A fé aparente

    Que as aparências enganam não é preciso dizer. Mas que são construídas com sabedoria, sim. Comparo-as a uma obra de arte, uma embalagem de um produto, um rótulo. Quanto mais atraente, melhor. Não vejo nisso maledicência alguma, pois que esta é sua função, ou seja: chamar a atenção para a preciosidade ou qualidade do conteúdo que ostenta.
    Aqui é que são elas! Será o conteúdo equivalente à beleza do rótulo, da embalagem? Pão dos anjos ou fermento dos fariseus? A fé aparente é uma embalagem sem conteúdo, mercadoria dos tolos. Essa é a que mais se expõe nas prateleiras de uma campanha política ou comércio da simpatia popular, por exemplo. Bela por fora, bolorenta na sua triste realidade. Contra ela não existe lei de proteção aos consumidores, senão aquela que vem do alto. Mas até lá, pobre de quem compra gato por lebre.
    Deixemos, por enquanto, esse parecer negativo, para realçar a beleza da embalagem genuína da fé. É como um tesouro impossível de se esconder, um produto de valor inquestionável.

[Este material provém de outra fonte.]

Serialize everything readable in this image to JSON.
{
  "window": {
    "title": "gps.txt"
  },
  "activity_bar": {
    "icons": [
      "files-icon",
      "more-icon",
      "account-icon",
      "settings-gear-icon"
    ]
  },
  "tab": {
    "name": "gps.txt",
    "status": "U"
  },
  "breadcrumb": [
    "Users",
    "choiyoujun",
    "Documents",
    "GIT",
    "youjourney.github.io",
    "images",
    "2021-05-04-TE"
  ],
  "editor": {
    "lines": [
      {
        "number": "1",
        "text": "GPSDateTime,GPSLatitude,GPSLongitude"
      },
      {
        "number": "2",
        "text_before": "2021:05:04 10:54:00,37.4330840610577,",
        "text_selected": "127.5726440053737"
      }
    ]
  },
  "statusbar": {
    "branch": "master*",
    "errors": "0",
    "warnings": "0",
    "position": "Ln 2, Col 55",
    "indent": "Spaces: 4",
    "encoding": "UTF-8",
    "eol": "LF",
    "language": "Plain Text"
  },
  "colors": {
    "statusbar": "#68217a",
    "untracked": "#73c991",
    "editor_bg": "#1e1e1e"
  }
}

Ora, certo homem um dia encontrou esse precioso tesouro, na forma de imensa rocha de ouro. (Se bem que ouro seja metal, mas vamos lá!). Diante dela, começou a tecer planos, dando adeus à vida de privações de até então. Começou a imaginar um futuro. Teria, enfim, seus sonhos realizados, a escola para os filhos, a mesa farta, o respeito dos vizinhos, o carro na garagem, tudo, tudo. Passou horas a imaginar a felicidade que aquele tesouro lhe proporcionaria. Já se sentia rico.
    Aos poucos, foi caindo na realidade. Como transportar aquela descoberta, sem que ninguém a visse? Era muito pesada para um transporte solitário. Ademais, se saísse dali para buscar ajuda outro viajante poderia se apossar de seu tesouro. Se pedisse ajuda, teria que dividi-lo com seus auxiliares. Frente ao dilema, ficou por ali – dias seguidos – em vigília constante. Como usufruir daquela descoberta? Não tinha consigo sequer uma ferramenta que o pudesse ajudar.

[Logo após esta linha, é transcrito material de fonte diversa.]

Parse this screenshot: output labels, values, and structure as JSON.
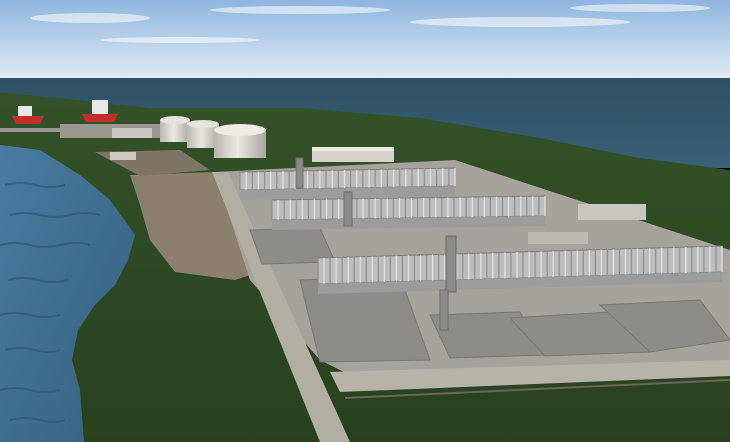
{
  "scene": {
    "subject": "",
    "colors": {
      "sky_top": "#8fb6df",
      "sky_bottom": "#dfe9f2",
      "sea": "#31556a",
      "river": "#3f6f93",
      "grass": "#2d4a22",
      "grass_light": "#3b5a2a",
      "sand": "#8b7f6d",
      "concrete": "#a7a39c",
      "pad": "#8e8c89",
      "steel": "#c9c9c9",
      "tank": "#d9d6cf",
      "ship_hull": "#c0302b"
    }
  }
}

    Convenceu-se, afinal, de que sozinho nunca levaria para casa a enorme rocha de ouro puro. Uma ideia surgiu então: cobrir com barro sua preciosa descoberta. E assim fez, criando uma embalagem bem imprópria à beleza do tesouro descoberto. Perfeito! Assim, bem disfarçado, ninguém o descobriria, enquanto buscasse meios de transportá-lo e apossar-se em definitivo daquela riqueza.
    Tão perfeitamente, porém, camuflou sua descoberta que, ao voltar dias depois, não mais a distinguiu dentre as pedras que povoavam aquele sítio. Tudo se resumiu a um sonho, transformado agora num pesadelo. Por não partilhar sua preciosa descoberta, voltou à miséria de sempre, sem eira nem beira. A avareza e o egoísmo prevaleceram como inseparáveis embalagens de um sonho belo, mas jamais saboreado, realizado.
    Essa é a fé aparente. Uma experiência passageira, desconcertante, ilusória, que não leva a nada. A fé verdadeira é um tesouro visível a todos. Não se esconde tamanha preciosidade na vida. Muito menos com o barro da nossa insignificância. O brilho da fé vai além das aparências que forjamos em nossas vidas, das máscaras que vestimos, do barro que nos cobre. A fé é translúcida, contagiante, irremediavelmente solidária com todos que nos cercam, fazem parte dessa descoberta. Um produto sem embalagem artificial, mas brilhante em sua própria luminosidade. A embalagem da fé autêntica é transparente como o olhar do cristão sobre o mundo, as pessoas. Um olhar de compromisso, de solidariedade e amor. “O olho é a luz do corpo. Se teu olho é são, todo teu corpo será iluminado” (Mt 6,22). Se tua fé é genuína, teu olhar há de denunciar o tesouro que possuís dentro de ti. Não tem como escondê-lo.